Ramy Fischler : « Pour concevoir des bureaux, il faut prendre en compte l’espace physique, mais aussi l’espace mental de notre journée de travail »
Interview
Ramy Fischler
Designer
La situation sanitaire a-t-elle modifié votre façon de concevoir les bureaux ?
Sur le long terme, non. La crise a accéléré certaines tendances, mais globalement nous allons revenir aux fondamentaux, pour le meilleur et parfois pour le pire. Maintenant, si l’on veut réfléchir à la façon dont le Covid a modifié l’usage de nos espaces physiques, il faut avant tout prendre en compte l’espace mental dans lequel nous évoluons au cours de la journée. Aujourd’hui, dire que les gens passent moins de temps au travail, c’est totalement faux ! Dans les transports, à la maison, dès lors que vous avez votre smartphone dans la main - les enfants nous le rappellent suffisamment – nous sommes en situation de travailler ! Le temps travaillé n’est donc pas seulement régi par un espace défini et cloisonné, mais aussi par les technologies qui depuis quelques années s’immiscent dans la sphère privée et captent notre attention.

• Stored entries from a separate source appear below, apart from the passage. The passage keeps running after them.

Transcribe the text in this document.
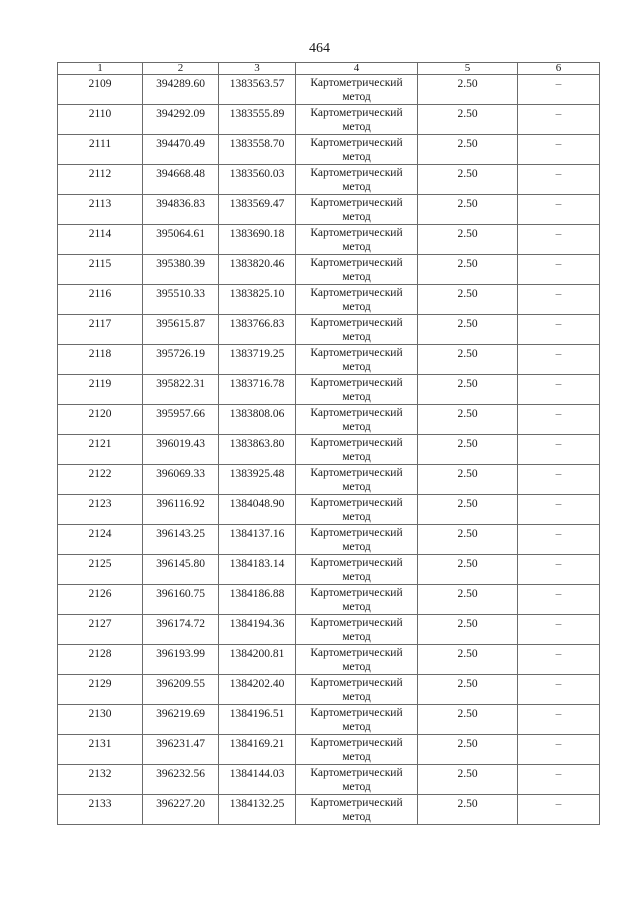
464
1	2	3	4	5	6
2109	394289.60	1383563.57	Картометрический метод	2.50	–
2110	394292.09	1383555.89	Картометрический метод	2.50	–
2111	394470.49	1383558.70	Картометрический метод	2.50	–
2112	394668.48	1383560.03	Картометрический метод	2.50	–
2113	394836.83	1383569.47	Картометрический метод	2.50	–
2114	395064.61	1383690.18	Картометрический метод	2.50	–
2115	395380.39	1383820.46	Картометрический метод	2.50	–
2116	395510.33	1383825.10	Картометрический метод	2.50	–
2117	395615.87	1383766.83	Картометрический метод	2.50	–
2118	395726.19	1383719.25	Картометрический метод	2.50	–
2119	395822.31	1383716.78	Картометрический метод	2.50	–
2120	395957.66	1383808.06	Картометрический метод	2.50	–
2121	396019.43	1383863.80	Картометрический метод	2.50	–
2122	396069.33	1383925.48	Картометрический метод	2.50	–
2123	396116.92	1384048.90	Картометрический метод	2.50	–
2124	396143.25	1384137.16	Картометрический метод	2.50	–
2125	396145.80	1384183.14	Картометрический метод	2.50	–
2126	396160.75	1384186.88	Картометрический метод	2.50	–
2127	396174.72	1384194.36	Картометрический метод	2.50	–
2128	396193.99	1384200.81	Картометрический метод	2.50	–
2129	396209.55	1384202.40	Картометрический метод	2.50	–
2130	396219.69	1384196.51	Картометрический метод	2.50	–
2131	396231.47	1384169.21	Картометрический метод	2.50	–
2132	396232.56	1384144.03	Картометрический метод	2.50	–
2133	396227.20	1384132.25	Картометрический метод	2.50	–
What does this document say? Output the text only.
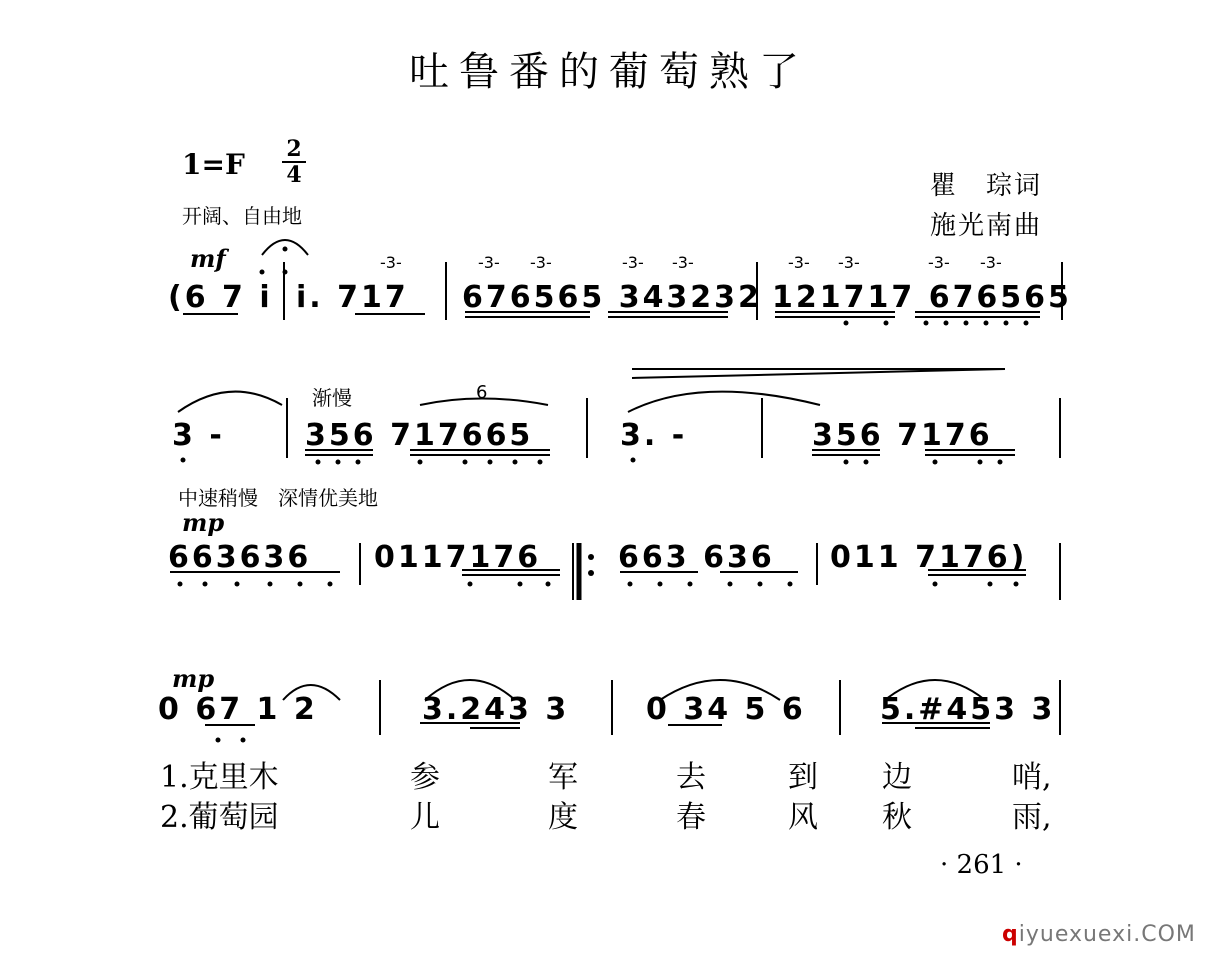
吐鲁番的葡萄熟了
1=F 2
4
开阔、自由地
瞿　琮词
施光南曲
-3-	-3- -3-	-3- -3-	-3- -3-	-3- -3-
mf
(6 7 i i. 717 676565 343232 121717 676565
渐慢	6
3 -	356 717665	3. -	356 7176
中速稍慢　深情优美地
mp
663636 0117176	663 636 011 7176)
mp
0 67 1 2	3.243 3	0 34 5 6 5.#453 3
1.克里木	参	军	去	到 边	哨,
2.葡萄园	儿	度	春	风 秋	雨,
· 261 ·
qiyuexuexi.COM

C’est pourquoi le travail du designer ne peut pas seulement se limiter à penser les espaces comme avant. Le télétravail devient dès lors aussi un sujet de design, qui doit être traité plus finement en fonction des espaces physiques et mentaux (connecté et déconnecté) qu’on a chez soi, ou dans un tiers lieu… On redécouvre aussi que voir ses collègues au bureau est un besoin naturel, au même titre que sortir de chez soi, avoir une vie sociale. Comme votre étude le montre, toutes les générations sont concernées. Travailler de chez soi lorsqu’on a 25 ans, quelle tristesse ! C’est tout cela qu’il faut avoir en tête au moment de penser des bureaux aujourd’hui. Notre métier, c’est de ne pas considérer les catégories fonctionnelles, silotées, mais de prendre en compte l’ensemble, la vie complète des gens et leurs altérités.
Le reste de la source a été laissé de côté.